A powerful full-text search system for local document collections. Search across DOCX, PDF, XLSX, CSV, and image files using a fast web interface powered by SQLite FTS5.
SuperSearch Local Docs is distributed as three standalone Windows applications:
- DocumentIndexer.exe - GUI for setup, configuration, and indexing documents
- DocumentSearchGUI.exe - Desktop application for searching (recommended)
- DocumentSearch.exe - Web server for searching (browser-based)
All applications work together and require no Python installation on end-user computers!
📖 See BUILD_INSTRUCTIONS.md to build the executables 📖 See DEPLOYMENT_GUIDE.md for deployment instructions
- Run DocumentIndexer.exe → Configure server IP and index your documents
- Run DocumentSearchGUI.exe → Search your documents in a desktop app
- Done! No Python, no dependencies, no complicated setup.
Alternative: Run DocumentSearch.exe to use the browser-based interface instead.
Network Access: Configure your server IP address in DocumentIndexer.exe to allow access from other computers on your network.
If you want to run from source or customize the code, see the Installation section below for Python-based development setup.
- Comprehensive search across:
- File names
- Folder and subfolder names
- Document content (text inside files)
- Advanced filtering:
- Search scope (all, filenames only, folders only, content only)
- File type filters (Word, PDF, Excel, CSV, Images)
- Date range filtering
- File size filtering
- Multiple sort options (relevance, date, name, size)
- Web-based Settings ⚙️:
- Configure database path through the UI
- Support for shared network databases
- No need to edit config files manually
- Multi-user support - point multiple computers to a shared database
- Abbreviation expansion - automatically expands abbreviations to keywords (CSV-based)
- Popular words sidebar 🔥 - click common words to add them to your search
- GUI Indexer - easy-to-use desktop application for initial setup and indexing
- Pagination - browse through unlimited results with page navigation
- Sticky search bar - stays visible when scrolling
- Fast SQLite3 FTS5 indexing and search
- Beautiful web interface with collapsible filters
- Network accessible - server binds to all interfaces
- Support for multiple formats:
- Word Documents (.docx)
- PDF Documents (.pdf)
- Excel Spreadsheets (.xlsx, .xls)
- CSV Files (.csv)
- Text Files (.txt)
- PowerShell Scripts (.ps1)
- Images (.jpg, .png, .gif, .bmp, .tiff) with OCR
- Network share support - index documents from network locations (including UNC paths)
- Smart snippet preview - see matching text highlighted in results
- File action buttons - open file, open folder, or copy path directly from search results
- Configurable default action - click search results to perform your preferred action (open/copy/folder)

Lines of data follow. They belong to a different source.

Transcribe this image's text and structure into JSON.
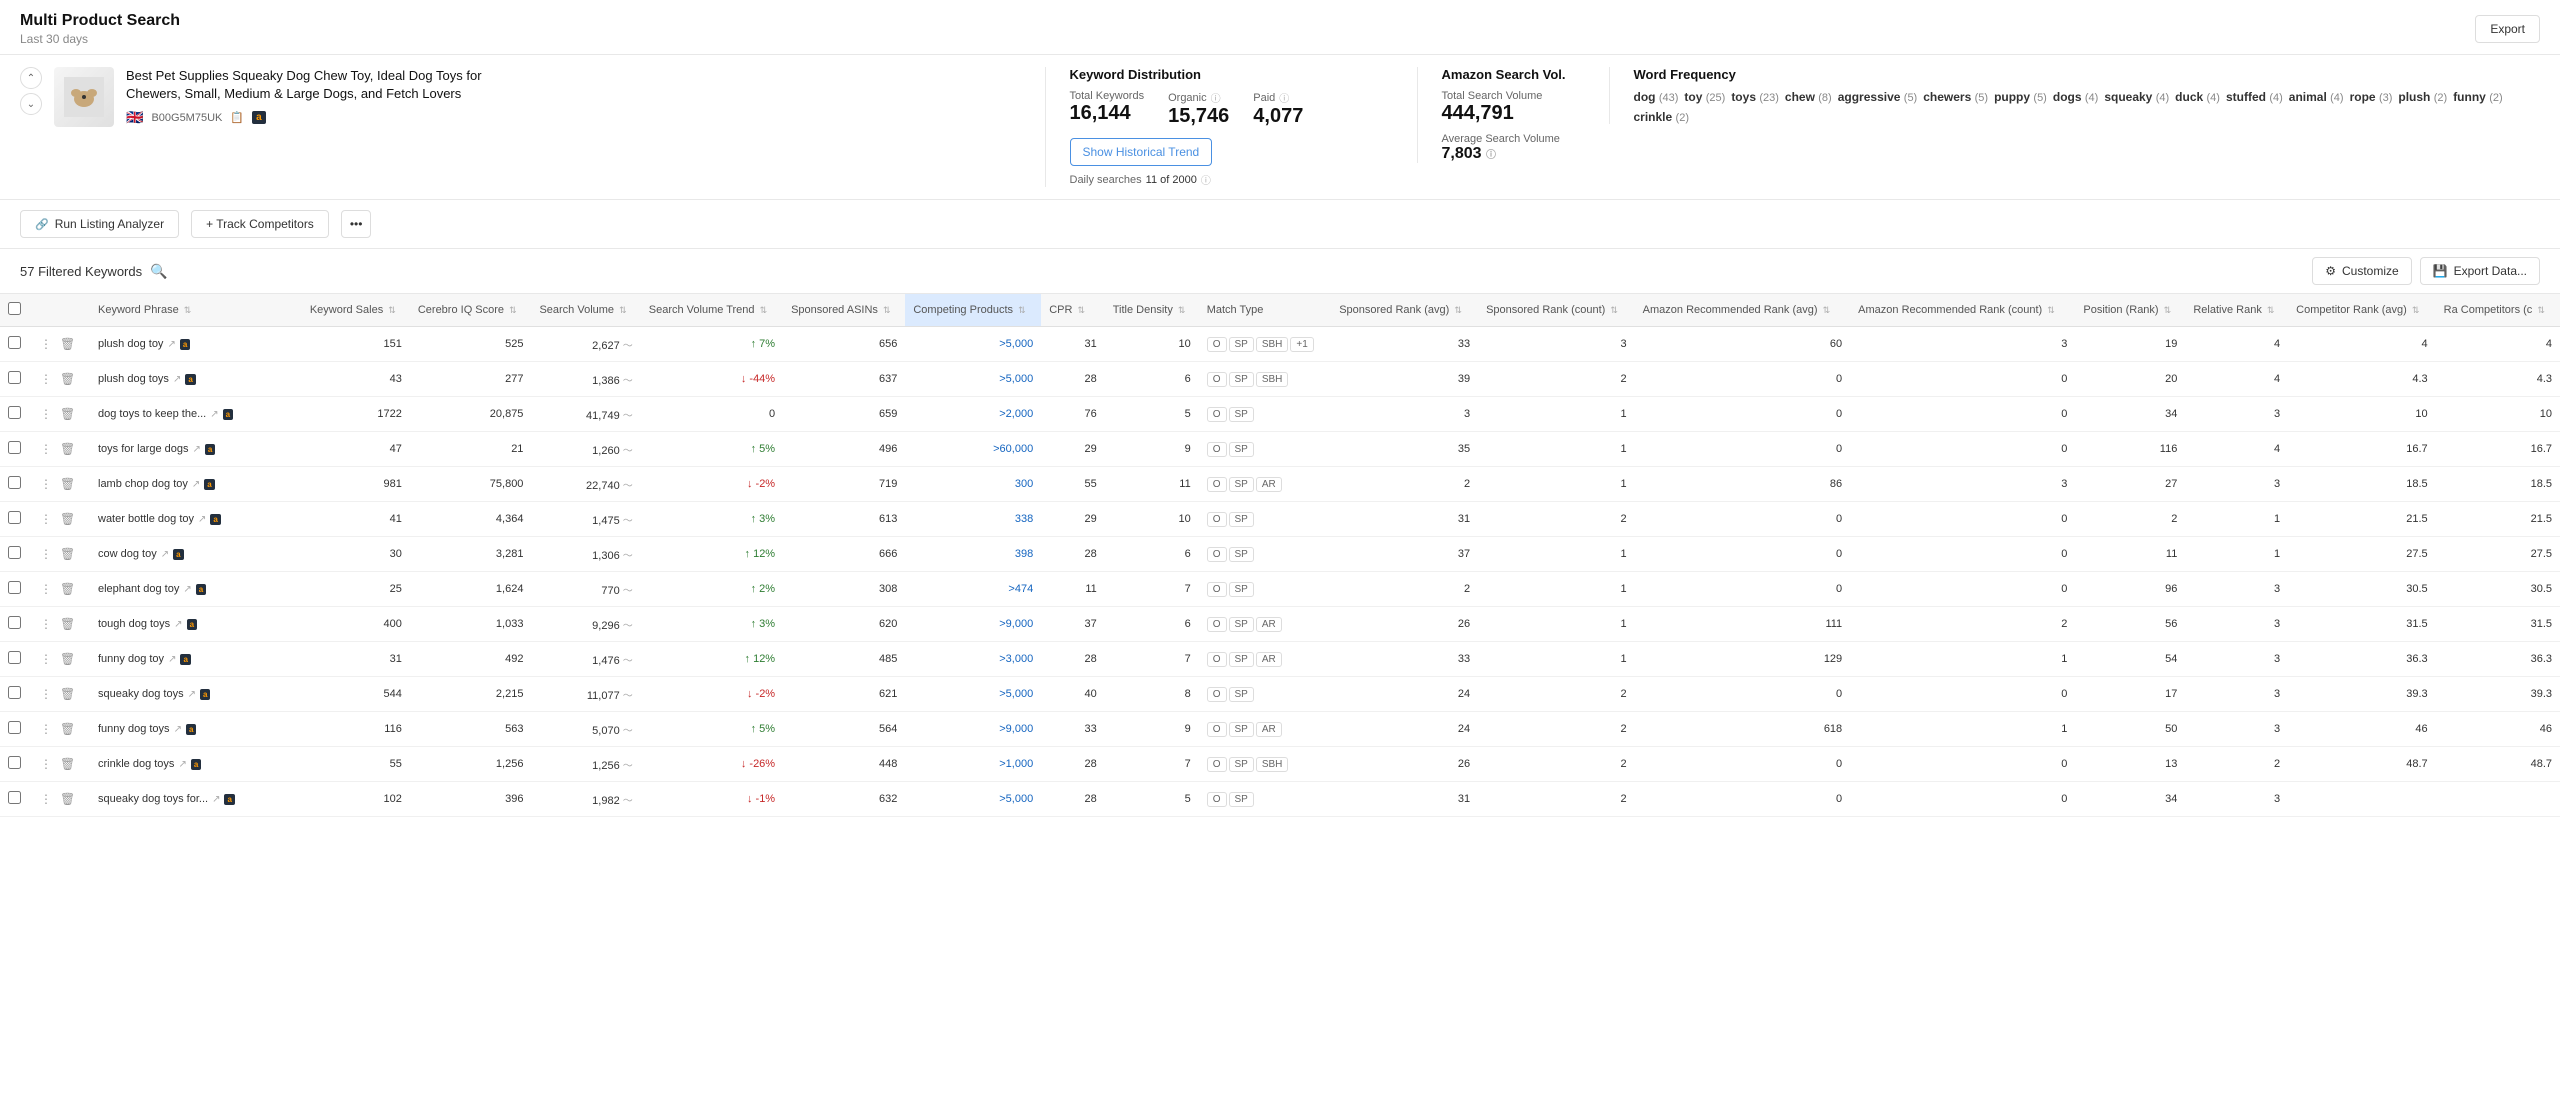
{
  "header": {
    "title": "Multi Product Search",
    "subtitle": "Last 30 days",
    "export_label": "Export"
  },
  "product": {
    "title": "Best Pet Supplies Squeaky Dog Chew Toy, Ideal Dog Toys for Chewers, Small, Medium & Large Dogs, and Fetch Lovers",
    "flag": "🇬🇧",
    "asin": "B00G5M75UK",
    "amazon_badge": "a"
  },
  "keyword_distribution": {
    "title": "Keyword Distribution",
    "total_keywords_label": "Total Keywords",
    "total_keywords_value": "16,144",
    "organic_label": "Organic",
    "organic_value": "15,746",
    "paid_label": "Paid",
    "paid_value": "4,077",
    "show_trend_label": "Show Historical Trend",
    "daily_searches_label": "Daily searches",
    "daily_searches_value": "11 of 2000"
  },
  "amazon_vol": {
    "title": "Amazon Search Vol.",
    "total_label": "Total Search Volume",
    "total_value": "444,791",
    "avg_label": "Average Search Volume",
    "avg_value": "7,803"
  },
  "word_frequency": {
    "title": "Word Frequency",
    "words": [
      {
        "word": "dog",
        "count": 43
      },
      {
        "word": "toy",
        "count": 25
      },
      {
        "word": "toys",
        "count": 23
      },
      {
        "word": "chew",
        "count": 8
      },
      {
        "word": "aggressive",
        "count": 5
      },
      {
        "word": "chewers",
        "count": 5
      },
      {
        "word": "puppy",
        "count": 5
      },
      {
        "word": "dogs",
        "count": 4
      },
      {
        "word": "squeaky",
        "count": 4
      },
      {
        "word": "duck",
        "count": 4
      },
      {
        "word": "stuffed",
        "count": 4
      },
      {
        "word": "animal",
        "count": 4
      },
      {
        "word": "rope",
        "count": 3
      },
      {
        "word": "plush",
        "count": 2
      },
      {
        "word": "funny",
        "count": 2
      },
      {
        "word": "crinkle",
        "count": 2
      }
    ]
  },
  "toolbar": {
    "run_listing_label": "Run Listing Analyzer",
    "track_competitors_label": "+ Track Competitors",
    "more_label": "•••",
    "export_label": "Export"
  },
  "filter_bar": {
    "filtered_label": "57 Filtered Keywords",
    "customize_label": "Customize",
    "export_data_label": "Export Data..."
  },
  "table": {
    "columns": [
      {
        "key": "keyword",
        "label": "Keyword Phrase"
      },
      {
        "key": "kw_sales",
        "label": "Keyword Sales"
      },
      {
        "key": "cerebro",
        "label": "Cerebro IQ Score"
      },
      {
        "key": "sv",
        "label": "Search Volume"
      },
      {
        "key": "svt",
        "label": "Search Volume Trend"
      },
      {
        "key": "sponsored",
        "label": "Sponsored ASINs"
      },
      {
        "key": "competing",
        "label": "Competing Products"
      },
      {
        "key": "cpr",
        "label": "CPR"
      },
      {
        "key": "title_density",
        "label": "Title Density"
      },
      {
        "key": "match_type",
        "label": "Match Type"
      },
      {
        "key": "sp_rank_avg",
        "label": "Sponsored Rank (avg)"
      },
      {
        "key": "sp_rank_cnt",
        "label": "Sponsored Rank (count)"
      },
      {
        "key": "amz_rec_avg",
        "label": "Amazon Recommended Rank (avg)"
      },
      {
        "key": "amz_rec_cnt",
        "label": "Amazon Recommended Rank (count)"
      },
      {
        "key": "position",
        "label": "Position (Rank)"
      },
      {
        "key": "relative_rank",
        "label": "Relative Rank"
      },
      {
        "key": "competitor_rank",
        "label": "Competitor Rank (avg)"
      },
      {
        "key": "ra_comp",
        "label": "Ra Competitors (c"
      }
    ],
    "rows": [
      {
        "keyword": "plush dog toy",
        "kw_sales": 151,
        "cerebro": 525,
        "sv": "2,627",
        "svt": "7%",
        "svt_dir": "up",
        "sponsored": 656,
        "competing": ">5,000",
        "cpr": 31,
        "title_density": 10,
        "match": [
          "O",
          "SP",
          "SBH",
          "+1"
        ],
        "sp_rank_avg": 33,
        "sp_rank_cnt": 3,
        "amz_rec_avg": 60,
        "amz_rec_cnt": 3,
        "position": 19,
        "relative_rank": 4,
        "competitor_rank": 4,
        "ra_comp": 4
      },
      {
        "keyword": "plush dog toys",
        "kw_sales": 43,
        "cerebro": 277,
        "sv": "1,386",
        "svt": "-44%",
        "svt_dir": "down",
        "sponsored": 637,
        "competing": ">5,000",
        "cpr": 28,
        "title_density": 6,
        "match": [
          "O",
          "SP",
          "SBH"
        ],
        "sp_rank_avg": 39,
        "sp_rank_cnt": 2,
        "amz_rec_avg": 0,
        "amz_rec_cnt": 0,
        "position": 20,
        "relative_rank": 4,
        "competitor_rank": 4.3,
        "ra_comp": 4.3
      },
      {
        "keyword": "dog toys to keep the...",
        "kw_sales": 1722,
        "cerebro": 20875,
        "sv": "41,749",
        "svt": "0",
        "svt_dir": "neutral",
        "sponsored": 659,
        "competing": ">2,000",
        "cpr": 76,
        "title_density": 5,
        "match": [
          "O",
          "SP"
        ],
        "sp_rank_avg": 3,
        "sp_rank_cnt": 1,
        "amz_rec_avg": 0,
        "amz_rec_cnt": 0,
        "position": 34,
        "relative_rank": 3,
        "competitor_rank": 10,
        "ra_comp": 10
      },
      {
        "keyword": "toys for large dogs",
        "kw_sales": 47,
        "cerebro": 21,
        "sv": "1,260",
        "svt": "5%",
        "svt_dir": "up",
        "sponsored": 496,
        "competing": ">60,000",
        "cpr": 29,
        "title_density": 9,
        "match": [
          "O",
          "SP"
        ],
        "sp_rank_avg": 35,
        "sp_rank_cnt": 1,
        "amz_rec_avg": 0,
        "amz_rec_cnt": 0,
        "position": 116,
        "relative_rank": 4,
        "competitor_rank": 16.7,
        "ra_comp": 16.7
      },
      {
        "keyword": "lamb chop dog toy",
        "kw_sales": 981,
        "cerebro": 75800,
        "sv": "22,740",
        "svt": "-2%",
        "svt_dir": "down",
        "sponsored": 719,
        "competing": "300",
        "cpr": 55,
        "title_density": 11,
        "match": [
          "O",
          "SP",
          "AR"
        ],
        "sp_rank_avg": 2,
        "sp_rank_cnt": 1,
        "amz_rec_avg": 86,
        "amz_rec_cnt": 3,
        "position": 27,
        "relative_rank": 3,
        "competitor_rank": 18.5,
        "ra_comp": 18.5
      },
      {
        "keyword": "water bottle dog toy",
        "kw_sales": 41,
        "cerebro": 4364,
        "sv": "1,475",
        "svt": "3%",
        "svt_dir": "up",
        "sponsored": 613,
        "competing": "338",
        "cpr": 29,
        "title_density": 10,
        "match": [
          "O",
          "SP"
        ],
        "sp_rank_avg": 31,
        "sp_rank_cnt": 2,
        "amz_rec_avg": 0,
        "amz_rec_cnt": 0,
        "position": 2,
        "relative_rank": 1,
        "competitor_rank": 21.5,
        "ra_comp": 21.5
      },
      {
        "keyword": "cow dog toy",
        "kw_sales": 30,
        "cerebro": 3281,
        "sv": "1,306",
        "svt": "12%",
        "svt_dir": "up",
        "sponsored": 666,
        "competing": "398",
        "cpr": 28,
        "title_density": 6,
        "match": [
          "O",
          "SP"
        ],
        "sp_rank_avg": 37,
        "sp_rank_cnt": 1,
        "amz_rec_avg": 0,
        "amz_rec_cnt": 0,
        "position": 11,
        "relative_rank": 1,
        "competitor_rank": 27.5,
        "ra_comp": 27.5
      },
      {
        "keyword": "elephant dog toy",
        "kw_sales": 25,
        "cerebro": 1624,
        "sv": "770",
        "svt": "2%",
        "svt_dir": "up",
        "sponsored": 308,
        "competing": ">474",
        "cpr": 11,
        "title_density": 7,
        "match": [
          "O",
          "SP"
        ],
        "sp_rank_avg": 2,
        "sp_rank_cnt": 1,
        "amz_rec_avg": 0,
        "amz_rec_cnt": 0,
        "position": 96,
        "relative_rank": 3,
        "competitor_rank": 30.5,
        "ra_comp": 30.5
      },
      {
        "keyword": "tough dog toys",
        "kw_sales": 400,
        "cerebro": 1033,
        "sv": "9,296",
        "svt": "3%",
        "svt_dir": "up",
        "sponsored": 620,
        "competing": ">9,000",
        "cpr": 37,
        "title_density": 6,
        "match": [
          "O",
          "SP",
          "AR"
        ],
        "sp_rank_avg": 26,
        "sp_rank_cnt": 1,
        "amz_rec_avg": 111,
        "amz_rec_cnt": 2,
        "position": 56,
        "relative_rank": 3,
        "competitor_rank": 31.5,
        "ra_comp": 31.5
      },
      {
        "keyword": "funny dog toy",
        "kw_sales": 31,
        "cerebro": 492,
        "sv": "1,476",
        "svt": "12%",
        "svt_dir": "up",
        "sponsored": 485,
        "competing": ">3,000",
        "cpr": 28,
        "title_density": 7,
        "match": [
          "O",
          "SP",
          "AR"
        ],
        "sp_rank_avg": 33,
        "sp_rank_cnt": 1,
        "amz_rec_avg": 129,
        "amz_rec_cnt": 1,
        "position": 54,
        "relative_rank": 3,
        "competitor_rank": 36.3,
        "ra_comp": 36.3
      },
      {
        "keyword": "squeaky dog toys",
        "kw_sales": 544,
        "cerebro": 2215,
        "sv": "11,077",
        "svt": "-2%",
        "svt_dir": "down",
        "sponsored": 621,
        "competing": ">5,000",
        "cpr": 40,
        "title_density": 8,
        "match": [
          "O",
          "SP"
        ],
        "sp_rank_avg": 24,
        "sp_rank_cnt": 2,
        "amz_rec_avg": 0,
        "amz_rec_cnt": 0,
        "position": 17,
        "relative_rank": 3,
        "competitor_rank": 39.3,
        "ra_comp": 39.3
      },
      {
        "keyword": "funny dog toys",
        "kw_sales": 116,
        "cerebro": 563,
        "sv": "5,070",
        "svt": "5%",
        "svt_dir": "up",
        "sponsored": 564,
        "competing": ">9,000",
        "cpr": 33,
        "title_density": 9,
        "match": [
          "O",
          "SP",
          "AR"
        ],
        "sp_rank_avg": 24,
        "sp_rank_cnt": 2,
        "amz_rec_avg": 618,
        "amz_rec_cnt": 1,
        "position": 50,
        "relative_rank": 3,
        "competitor_rank": 46,
        "ra_comp": 46
      },
      {
        "keyword": "crinkle dog toys",
        "kw_sales": 55,
        "cerebro": 1256,
        "sv": "1,256",
        "svt": "-26%",
        "svt_dir": "down",
        "sponsored": 448,
        "competing": ">1,000",
        "cpr": 28,
        "title_density": 7,
        "match": [
          "O",
          "SP",
          "SBH"
        ],
        "sp_rank_avg": 26,
        "sp_rank_cnt": 2,
        "amz_rec_avg": 0,
        "amz_rec_cnt": 0,
        "position": 13,
        "relative_rank": 2,
        "competitor_rank": 48.7,
        "ra_comp": 48.7
      },
      {
        "keyword": "squeaky dog toys for...",
        "kw_sales": 102,
        "cerebro": 396,
        "sv": "1,982",
        "svt": "-1%",
        "svt_dir": "down",
        "sponsored": 632,
        "competing": ">5,000",
        "cpr": 28,
        "title_density": 5,
        "match": [
          "O",
          "SP"
        ],
        "sp_rank_avg": 31,
        "sp_rank_cnt": 2,
        "amz_rec_avg": 0,
        "amz_rec_cnt": 0,
        "position": 34,
        "relative_rank": 3,
        "competitor_rank": "",
        "ra_comp": ""
      }
    ]
  }
}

- Simple update - re-run indexer whenever you need to refresh
- Pre-calculated word counts - popular words load instantly (<100ms)
pip install -r requirements.txtFor image text extraction, you'll need Tesseract OCR:
Windows:
- Download from: https://github.com/UB-Mannheim/tesseract/wiki
- Install and add to PATH
- Or set the path in your environment
Note: If Tesseract is not installed, images will be skipped during indexing.
Want to deploy without installing Python? You can create self-contained Windows executables:
# Install PyInstaller (one-time)
pip install pyinstaller
# Build the search server executable
python build_exe.pyThis creates a standalone application in dist\DocumentSearch\ that can run on any Windows computer without Python installed.
# Build the GUI indexer executable
python build_indexer_exe.pyThis creates a user-friendly desktop application in dist\DocumentIndexer\ for easy initial setup and document indexing.
📖 See BUILD_INSTRUCTIONS.md for complete details.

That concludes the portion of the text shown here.